This book defines a logical system called the Protocol-theoretic Logic of Epistemic Norms (PLEN), it develops PLEN into a formal framework for representing and reasoning about epistemic norms, and it shows that PLEN is theoretically interesting and useful with regard to the aims of such a framework. In order to motivate the project, the author defends an account of epistemic norms called epistemic proceduralism. The core of this view is the idea that, in virtue of their indispensable, regulative role in cognitive life, epistemic norms are closely intertwined with procedural rules that restrict epistemic actions, procedures, and processes. The resulting organizing principle of the book is that epistemic norms are protocols for epistemic planning and control.

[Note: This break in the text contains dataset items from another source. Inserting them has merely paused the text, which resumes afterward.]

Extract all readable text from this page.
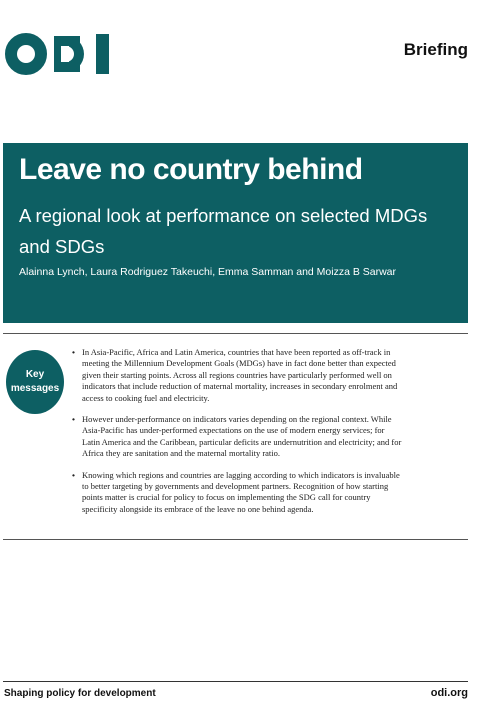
Briefing
Leave no country behind
A regional look at performance on selected MDGs and SDGs
Alainna Lynch, Laura Rodriguez Takeuchi, Emma Samman and Moizza B Sarwar
Key
messages
• In Asia-Pacific, Africa and Latin America, countries that have been reported as off-track in meeting the Millennium Development Goals (MDGs) have in fact done better than expected given their starting points. Across all regions countries have particularly performed well on indicators that include reduction of maternal mortality, increases in secondary enrolment and access to cooking fuel and electricity.
• However under-performance on indicators varies depending on the regional context. While Asia-Pacific has under-performed expectations on the use of modern energy services; for Latin America and the Caribbean, particular deficits are undernutrition and electricity; and for Africa they are sanitation and the maternal mortality ratio.
• Knowing which regions and countries are lagging according to which indicators is invaluable to better targeting by governments and development partners. Recognition of how starting points matter is crucial for policy to focus on implementing the SDG call for country specificity alongside its embrace of the leave no one behind agenda.
Shaping policy for development	odi.org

The core of the book is developing PLEN, which is essentially a novel variant of propositional dynamic logic (PDL) distinguished by more or less elaborate revisions of PDL’s syntax and semantics. The syntax encodes the procedural content of epistemic norms by means of the well-known protocol or program constructions of dynamic and epistemic logics. It then provides a novel language of operators on protocols, including a range of unique protocol equivalence relations, syntactic operations on protocols, and various procedural relations among protocols in addition to the standard dynamic (modal) operators of PDL. The semantics of the system then interprets protocol expressions and expressions embedding protocols over a class of directed multigraph-like structures rather than the standard labeled transition systems or modal frames. The intent of the system is to better represent epistemic dynamics, build a logic of protocols atop it, and then show that the resulting logic of protocols is useful as a logical framework for epistemic norms. The resulting theory of epistemic norms centers on notions of norm equivalence derived from theories of process equivalence familiar from the study of dynamic and modal logics. The canonical account of protocol equivalence in PLEN turns out to possess a number of interesting formal features, including satisfaction of important conditions on hyperintensional equivalence, a matter of recently recognized importance in the logic of norms, generally.

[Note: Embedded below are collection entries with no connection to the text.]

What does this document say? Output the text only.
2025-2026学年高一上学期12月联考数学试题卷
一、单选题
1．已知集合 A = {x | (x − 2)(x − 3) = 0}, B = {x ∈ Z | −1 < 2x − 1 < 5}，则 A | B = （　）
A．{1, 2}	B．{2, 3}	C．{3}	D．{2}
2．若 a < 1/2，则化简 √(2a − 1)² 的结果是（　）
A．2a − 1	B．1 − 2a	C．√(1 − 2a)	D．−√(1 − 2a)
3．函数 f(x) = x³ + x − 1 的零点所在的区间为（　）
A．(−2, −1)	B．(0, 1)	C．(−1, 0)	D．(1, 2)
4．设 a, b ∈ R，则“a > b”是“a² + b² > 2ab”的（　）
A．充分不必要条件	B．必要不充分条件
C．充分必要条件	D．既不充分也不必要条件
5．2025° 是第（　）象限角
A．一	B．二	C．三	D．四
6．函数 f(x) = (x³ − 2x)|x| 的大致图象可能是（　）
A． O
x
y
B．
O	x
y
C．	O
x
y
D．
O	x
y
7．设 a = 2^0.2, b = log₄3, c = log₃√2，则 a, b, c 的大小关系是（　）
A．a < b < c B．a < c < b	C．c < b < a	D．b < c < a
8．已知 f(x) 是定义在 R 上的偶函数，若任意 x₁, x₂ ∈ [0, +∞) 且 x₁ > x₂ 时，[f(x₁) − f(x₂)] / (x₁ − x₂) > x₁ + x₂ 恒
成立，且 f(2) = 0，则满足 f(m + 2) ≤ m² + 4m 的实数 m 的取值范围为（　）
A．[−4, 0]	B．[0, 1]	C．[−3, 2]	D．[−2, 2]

To show that the system is interesting and useful as a framework for representing and reasoning about epistemic norms, the author applies the logical system to the analysis of epistemic deontic operators, and, partly on the basis of this, establishes representation theorems linking protocols to the action-guiding content of epistemic norms. The protocol-theoretic logic of epistemic norms is then shown to almost immediately validate the main principles of epistemic proceduralism.